Representative Dusty Johnson of South Dakota invited Samantha to discuss the new regulations’ requirement that schools hold a live hearing, noting that it has “undergone some criticism, with concerns that maybe the potential victim — the complainant — could be subject to intimidation or harassment. … Do you think the rules by the Department of Education struck the right balance in protecting complainants while ensuring fairness in the process?”

Samantha responded: 

I do think so, yes. I think that the due process protections, while we often talk about due process protections in terms of what they do for the accused, what they also do is protect the integrity of the process as a whole. And in cases that turn on credibility, the opportunity to have a hearing — to have the decision makers hear from both parties in person and have both parties answer questions in real time — that accrues to the benefit of both parties. I mean, there’s no question that when you’re dealing with a sensitive topic like sexual assault, any kind of proceeding is going to be difficult. And any kind of proceeding could be conducted with or without sensitivity. An investigation only could be conducted in a sensitive or insensitive way. A hearing with cross-examination could be conducted in a sensitive or insensitive way, and I believe that it’s incumbent upon every institution — however they are conducting these things — to conduct them in a sensitive way, but that can’t mean compromising fundamental fairness. 

Courts have begun to consider what due process means in this context. Prior to 2011, that law had not been super well fleshed out. We knew that public university students facing suspension or expulsion were entitled to due process, but what that means is relatively case-specific and has to be fleshed out incrementally. And in the past years it has been fleshed out a lot, and what an increasing number of courts have held is that in this context — when credibility is at stake — a live hearing with some sort of opportunity for cross-examination is in fact a critical element of due process. 

Unfortunately, Samantha did not receive any questions from any of the Democratic members of the committee. However, the subcommittee chairwoman, Representative Suzanne Bonamici, claimed: 

One of the administration’s most recent and well-known attacks on gender-based civil rights, is its changes to the rule implementing Title IX. … The DeVos Rule makes it harder for sexual assault survivors to receive justice by increasing the burden of proof beyond what other civil rights laws require, and forcing survivors to endure live cross-examination. … It significantly narrows the definition of sexual assault to one that will excuse large swaths of sexual misconduct under Title IX. 

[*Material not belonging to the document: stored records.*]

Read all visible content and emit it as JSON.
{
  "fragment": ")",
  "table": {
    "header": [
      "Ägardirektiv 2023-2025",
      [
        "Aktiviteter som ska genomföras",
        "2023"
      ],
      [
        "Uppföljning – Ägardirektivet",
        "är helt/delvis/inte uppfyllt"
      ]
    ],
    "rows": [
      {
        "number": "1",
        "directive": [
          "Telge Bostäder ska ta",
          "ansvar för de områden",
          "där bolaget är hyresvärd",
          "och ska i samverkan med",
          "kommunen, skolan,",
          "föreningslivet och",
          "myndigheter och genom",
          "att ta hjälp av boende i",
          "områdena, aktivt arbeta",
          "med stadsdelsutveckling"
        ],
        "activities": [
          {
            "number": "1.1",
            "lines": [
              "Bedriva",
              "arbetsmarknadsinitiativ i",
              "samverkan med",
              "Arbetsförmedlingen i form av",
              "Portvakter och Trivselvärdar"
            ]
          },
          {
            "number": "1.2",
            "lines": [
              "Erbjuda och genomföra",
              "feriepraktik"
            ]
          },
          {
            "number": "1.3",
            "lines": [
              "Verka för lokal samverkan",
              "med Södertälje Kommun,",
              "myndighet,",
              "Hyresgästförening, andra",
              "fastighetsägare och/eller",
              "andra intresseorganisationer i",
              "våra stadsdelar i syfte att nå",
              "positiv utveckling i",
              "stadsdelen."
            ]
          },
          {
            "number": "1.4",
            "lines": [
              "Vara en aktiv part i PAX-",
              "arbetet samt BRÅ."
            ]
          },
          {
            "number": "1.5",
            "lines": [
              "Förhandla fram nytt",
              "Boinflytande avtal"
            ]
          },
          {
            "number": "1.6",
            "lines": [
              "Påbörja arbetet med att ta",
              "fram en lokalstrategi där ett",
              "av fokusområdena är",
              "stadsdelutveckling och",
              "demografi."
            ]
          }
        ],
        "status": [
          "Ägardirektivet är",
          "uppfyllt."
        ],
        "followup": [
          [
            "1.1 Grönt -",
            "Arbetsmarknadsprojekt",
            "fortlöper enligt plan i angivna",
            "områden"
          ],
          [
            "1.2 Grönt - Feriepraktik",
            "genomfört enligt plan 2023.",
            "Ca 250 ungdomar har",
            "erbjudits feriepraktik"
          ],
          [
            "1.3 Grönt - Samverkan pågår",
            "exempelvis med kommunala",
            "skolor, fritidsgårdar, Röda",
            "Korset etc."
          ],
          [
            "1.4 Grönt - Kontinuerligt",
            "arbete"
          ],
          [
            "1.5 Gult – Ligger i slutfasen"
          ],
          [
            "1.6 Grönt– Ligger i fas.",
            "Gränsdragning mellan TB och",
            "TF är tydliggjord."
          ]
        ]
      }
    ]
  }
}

The regulations, however, do not raise the burden of proof, but rather allow institutions to choose for themselves whether they will use the preponderance of evidence or clear and convincing evidence standard of proof. Moreover, campus Title IX proceedings aren’t really comparable to civil rights lawsuits, where the preponderance of the evidence standard is used, but only as part of proceedings with robust procedural safeguards that campus proceedings lack. As for Rep. Bonamici’s second point about cross-examination, Samantha capably explained during the hearing why cross-examination at a live hearing is critical for due process, something a growing number of courts have recognized. It is also worth noting that the United States Supreme Court has called cross-examination the “greatest legal engine ever invented for the discovery of truth.” 

FIRE was honored to defend the merits of the new Title IX regulations, which cannot properly be characterized as an attack on gender-based protections. We hope to have ongoing conversations with members of Congress from both parties about the importance of meaningful due process protections in any campus case where the potential penalty is a lengthy suspension or an expulsion.